Da ihr beide keine Kinder habt, hattet ihr auch nie weiteren Kontakt mit dem Thema Frühchen. Es ist mit den Wochen die es zu früh gekommen ist nicht getan, je nach dem wann das Kind kam, stehen dahinter Folgeerkrankungen die das komplette Leben beeinflussen und dauerhaft auch Therapiert werden müssen. Diese Kinder haben die "Arschkarte" wenn man es mal formuliert, sind meistens Unterentwickelt auch im späteren Verlauf, nicht nur vom Geist her sondern auch von der Motorik und dem Körperbau. Diese brauchen auch im weiteren Verlauf "mehr" Aufmerksamkeit als Kinder die Reif geboren worden sind und keine Entwicklungsverzögerungen haben.

Aber das direkt mit Klammern abzustempeln ist einfach nur Frech und Unwissend. Jede Mutter sorgt sich um ihr Kind und wenn du am Anfang jeden Tag darum bangen musst, dass dein Kind überlebt und hinterher, dass es keine Folgeschäden hat, man die Entwicklungsverzögerungen noch rein holen kann usw. dann stehst du ein wenig anders da, als mit einem normalen Kind welches seine Schritte genau zum Zeitpunkt geht. Es erfordert auch mehr Zeit, Ergotherapie, Krankengymnastik, Logopädie und Co sind hinterher bis in das spätere Schulalter dein Begleiter.

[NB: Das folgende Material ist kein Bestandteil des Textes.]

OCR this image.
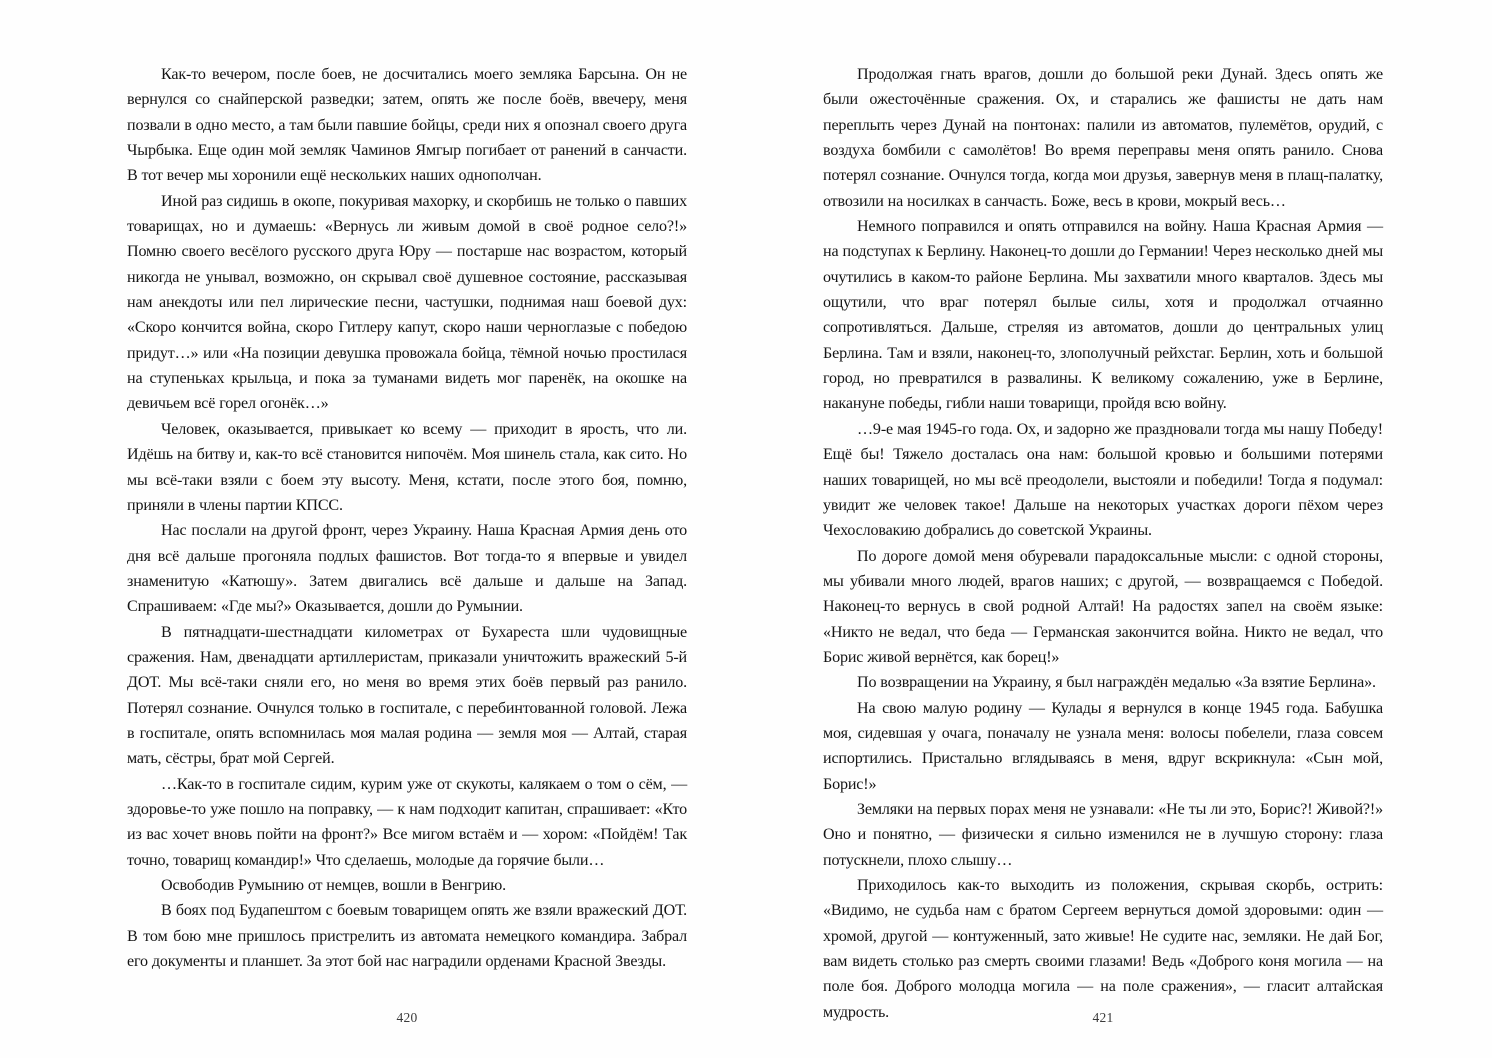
Как-то вечером, после боев, не досчитались моего земляка Барсына. Он не вернулся со снайперской разведки; затем, опять же после боёв, ввечеру, меня позвали в одно место, а там были павшие бойцы, среди них я опознал своего друга Чырбыка. Еще один мой земляк Чаминов Ямгыр погибает от ранений в санчасти. В тот вечер мы хоронили ещё нескольких наших однополчан.

Иной раз сидишь в окопе, покуривая махорку, и скорбишь не только о павших товарищах, но и думаешь: «Вернусь ли живым домой в своё родное село?!» Помню своего весёлого русского друга Юру — постарше нас возрастом, который никогда не унывал, возможно, он скрывал своё душевное состояние, рассказывая нам анекдоты или пел лирические песни, частушки, поднимая наш боевой дух: «Скоро кончится война, скоро Гитлеру капут, скоро наши черноглазые с победою придут…» или «На позиции девушка провожала бойца, тёмной ночью простилася на ступеньках крыльца, и пока за туманами видеть мог паренёк, на окошке на девичьем всё горел огонёк…»

Человек, оказывается, привыкает ко всему — приходит в ярость, что ли. Идёшь на битву и, как-то всё становится нипочём. Моя шинель стала, как сито. Но мы всё-таки взяли с боем эту высоту. Меня, кстати, после этого боя, помню, приняли в члены партии КПСС.

Нас послали на другой фронт, через Украину. Наша Красная Армия день ото дня всё дальше прогоняла подлых фашистов. Вот тогда-то я впервые и увидел знаменитую «Катюшу». Затем двигались всё дальше и дальше на Запад. Спрашиваем: «Где мы?» Оказывается, дошли до Румынии.

В пятнадцати-шестнадцати километрах от Бухареста шли чудовищные сражения. Нам, двенадцати артиллеристам, приказали уничтожить вражеский 5-й ДОТ. Мы всё-таки сняли его, но меня во время этих боёв первый раз ранило. Потерял сознание. Очнулся только в госпитале, с перебинтованной головой. Лежа в госпитале, опять вспомнилась моя малая родина — земля моя — Алтай, старая мать, сёстры, брат мой Сергей.

…Как-то в госпитале сидим, курим уже от скукоты, калякаем о том о сём, — здоровье-то уже пошло на поправку, — к нам подходит капитан, спрашивает: «Кто из вас хочет вновь пойти на фронт?» Все мигом встаём и — хором: «Пойдём! Так точно, товарищ командир!» Что сделаешь, молодые да горячие были…

Освободив Румынию от немцев, вошли в Венгрию.

В боях под Будапештом с боевым товарищем опять же взяли вражеский ДОТ. В том бою мне пришлось пристрелить из автомата немецкого командира. Забрал его документы и планшет. За этот бой нас наградили орденами Красной Звезды.

420

Продолжая гнать врагов, дошли до большой реки Дунай. Здесь опять же были ожесточённые сражения. Ох, и старались же фашисты не дать нам переплыть через Дунай на понтонах: палили из автоматов, пулемётов, орудий, с воздуха бомбили с самолётов! Во время переправы меня опять ранило. Снова потерял сознание. Очнулся тогда, когда мои друзья, завернув меня в плащ-палатку, отвозили на носилках в санчасть. Боже, весь в крови, мокрый весь…

Немного поправился и опять отправился на войну. Наша Красная Армия — на подступах к Берлину. Наконец-то дошли до Германии! Через несколько дней мы очутились в каком-то районе Берлина. Мы захватили много кварталов. Здесь мы ощутили, что враг потерял былые силы, хотя и продолжал отчаянно сопротивляться. Дальше, стреляя из автоматов, дошли до центральных улиц Берлина. Там и взяли, наконец-то, злополучный рейхстаг. Берлин, хоть и большой город, но превратился в развалины. К великому сожалению, уже в Берлине, накануне победы, гибли наши товарищи, пройдя всю войну.

…9-е мая 1945-го года. Ох, и задорно же праздновали тогда мы нашу Победу! Ещё бы! Тяжело досталась она нам: большой кровью и большими потерями наших товарищей, но мы всё преодолели, выстояли и победили! Тогда я подумал: увидит же человек такое! Дальше на некоторых участках дороги пёхом через Чехословакию добрались до советской Украины.

По дороге домой меня обуревали парадоксальные мысли: с одной стороны, мы убивали много людей, врагов наших; с другой, — возвращаемся с Победой. Наконец-то вернусь в свой родной Алтай! На радостях запел на своём языке: «Никто не ведал, что беда — Германская закончится война. Никто не ведал, что Борис живой вернётся, как борец!»

По возвращении на Украину, я был награждён медалью «За взятие Берлина».

На свою малую родину — Кулады я вернулся в конце 1945 года. Бабушка моя, сидевшая у очага, поначалу не узнала меня: волосы побелели, глаза совсем испортились. Пристально вглядываясь в меня, вдруг вскрикнула: «Сын мой, Борис!»

Земляки на первых порах меня не узнавали: «Не ты ли это, Борис?! Живой?!» Оно и понятно, — физически я сильно изменился не в лучшую сторону: глаза потускнели, плохо слышу…

Приходилось как-то выходить из положения, скрывая скорбь, острить: «Видимо, не судьба нам с братом Сергеем вернуться домой здоровыми: один — хромой, другой — контуженный, зато живые! Не судите нас, земляки. Не дай Бог, вам видеть столько раз смерть своими глазами! Ведь «Доброго коня могила — на поле боя. Доброго молодца могила — на поле сражения», — гласит алтайская мудрость.	421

Prognose für danach kann man schon im Brutkasten erkennen. Von einem Kollegen die Tochter kam in der 24. Woche als Extremfrühchen in einer Sturzgeburt auf die Welt, als seine Freundin auf der Rettungswache zu Besuch war. Obwohl direkt alles eingeleitet wurde und die nächste Frühchenstation "nur" 25 Kilometer entfernt war, hat das Kind bis heute damit zu kämpfen. Das Mädel wird nun 8 Jahre alt in diesem Jahr, die Eltern gehen jede Woche 3 mal zur Krankengymnastik, 2 mal die Woche zur Ergotherapie und 3 mal die Woche zur Logopädie. Alles nicht im Ort, sondern in der Stadt.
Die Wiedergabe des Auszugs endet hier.